Nautilus —— An Exploration of Balancing Performance and Maintainability in JIT Query Compilation
Paper name: Query Compilation Without Regrets
Address:https://dl.acm.org/doi/10.1145/3654968
Github project address: https://github.com/nebulastream/nautilus
This paper, published in SIGMOD 2024, proposes and implements Nautilus, a new database query execution framework that attempts to address the engineering complexity of query compilation without sacrificing runtime performance.
Technical Background
Query Compilation using JIT is essentially on trade-off:
- interpretation versus compilation: in the case of a small amount of data, the speed of direct interpretation is faster than compilation before execution.
- development complexity: the need for developers to master both database and compiler knowledge, and JIT code generated by the difficulty of debugging
- software maintainability: too much pursuit of the underlying design, resulting in high engineering costs and poor maintainability
- adaptive compilation of complexity: the compilation strategy of different compilation speed and execution speed will lead to different effects, and take a different compilation backend will make the problem more complex
JIT-based Query Compilation is only sustainable if the relationship between the four is properly resolved.
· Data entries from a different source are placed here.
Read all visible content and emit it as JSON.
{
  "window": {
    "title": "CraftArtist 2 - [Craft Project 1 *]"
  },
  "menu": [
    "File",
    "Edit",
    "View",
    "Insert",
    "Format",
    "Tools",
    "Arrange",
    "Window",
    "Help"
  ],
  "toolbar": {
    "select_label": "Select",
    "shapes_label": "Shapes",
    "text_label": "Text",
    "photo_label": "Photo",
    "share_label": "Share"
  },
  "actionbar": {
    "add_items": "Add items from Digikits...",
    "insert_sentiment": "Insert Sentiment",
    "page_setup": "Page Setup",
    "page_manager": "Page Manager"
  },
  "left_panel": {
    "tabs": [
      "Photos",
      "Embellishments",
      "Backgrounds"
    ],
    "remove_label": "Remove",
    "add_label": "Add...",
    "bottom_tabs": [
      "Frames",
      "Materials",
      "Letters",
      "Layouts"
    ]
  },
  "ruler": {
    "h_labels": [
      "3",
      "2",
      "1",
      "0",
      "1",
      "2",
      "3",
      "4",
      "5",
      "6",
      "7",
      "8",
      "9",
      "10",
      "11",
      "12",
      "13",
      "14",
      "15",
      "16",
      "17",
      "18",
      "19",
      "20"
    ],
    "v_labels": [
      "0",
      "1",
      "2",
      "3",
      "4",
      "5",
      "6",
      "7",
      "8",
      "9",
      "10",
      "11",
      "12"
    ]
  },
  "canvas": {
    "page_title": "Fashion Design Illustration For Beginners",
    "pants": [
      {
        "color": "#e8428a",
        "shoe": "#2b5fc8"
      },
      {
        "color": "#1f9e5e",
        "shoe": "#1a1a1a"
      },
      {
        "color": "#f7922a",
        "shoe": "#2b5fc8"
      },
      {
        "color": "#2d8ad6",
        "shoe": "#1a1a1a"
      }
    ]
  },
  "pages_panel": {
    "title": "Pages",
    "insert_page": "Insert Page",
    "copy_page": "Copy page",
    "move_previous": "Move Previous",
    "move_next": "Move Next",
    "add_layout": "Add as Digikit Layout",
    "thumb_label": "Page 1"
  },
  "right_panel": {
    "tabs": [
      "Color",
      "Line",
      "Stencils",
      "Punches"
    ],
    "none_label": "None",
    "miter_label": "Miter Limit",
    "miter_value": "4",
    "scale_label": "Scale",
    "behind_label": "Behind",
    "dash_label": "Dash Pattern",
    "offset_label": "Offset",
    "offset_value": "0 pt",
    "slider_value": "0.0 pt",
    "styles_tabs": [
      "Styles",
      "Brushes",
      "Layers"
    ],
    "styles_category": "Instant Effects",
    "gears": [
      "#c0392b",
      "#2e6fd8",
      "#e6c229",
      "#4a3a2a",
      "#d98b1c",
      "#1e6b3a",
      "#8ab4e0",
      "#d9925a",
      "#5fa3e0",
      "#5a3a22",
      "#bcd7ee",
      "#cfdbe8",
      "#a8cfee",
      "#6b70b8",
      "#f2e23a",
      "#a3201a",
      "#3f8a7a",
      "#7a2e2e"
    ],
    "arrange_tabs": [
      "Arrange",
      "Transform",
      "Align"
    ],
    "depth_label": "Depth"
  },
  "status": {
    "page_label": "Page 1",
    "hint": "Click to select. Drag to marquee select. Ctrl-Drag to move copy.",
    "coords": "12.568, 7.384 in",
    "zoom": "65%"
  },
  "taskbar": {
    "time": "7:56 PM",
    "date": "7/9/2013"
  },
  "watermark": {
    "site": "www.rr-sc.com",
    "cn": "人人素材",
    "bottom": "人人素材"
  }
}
Trace-based JIT comes from the compiler of the programming language: in Pypy, it is possible to dynamically optimise hotspots (frequently run functions) to achieve performance improvements.
Implementation details
The article proposes a Trace-based JIT for querying and compiling, where the input logic plan is pipelined, then interpreted and executed directly (Interpreter), or symbolically executed to generate a trace, then converted to Nautilus IR, and the code is generated to adapt to different latency/throughput requirements for different compilation backends (LLVM, MLIR, Flounder, or even C++).
And the corresponding queries will be pipelined
For UDF (User Define Function), it can also be compiled into a pipeline
Experimental results
It can be seen that no single backend solves the problem perfectly, and each backend has trade-offs between performance, latency, and implementation complexity for different types of workloads
- In short query or debugging scenarios, MIR acts as a lightweight JIT backend that balances throughput and latency
- In short query or debugging scenarios, MIR serves as a lightweight JIT backend that balances throughput and latency for long queries or batch processing scenarios.
In the case of Tracing, the compilation speed does not increase dramatically as the number of selection queries increases
Among the TPC-H Queries, MLIR’s Backend is better than DuckDB, but few samples can beat Umbra
Conclusion
The Trace-based JIT query compilation scheme proposed in the article provides new ideas for balancing database performance and development complexity by decoupling operator implementation and compilation logic to achieve dynamic optimisation of execution hotspots.
However, the problems raised in the beginning of the article are the problems that all developers who want to implement JIT database execution engine need to face, unfortunately, the article does not provide very good experience or suggestions in this area, which still need to be further explored by researchers.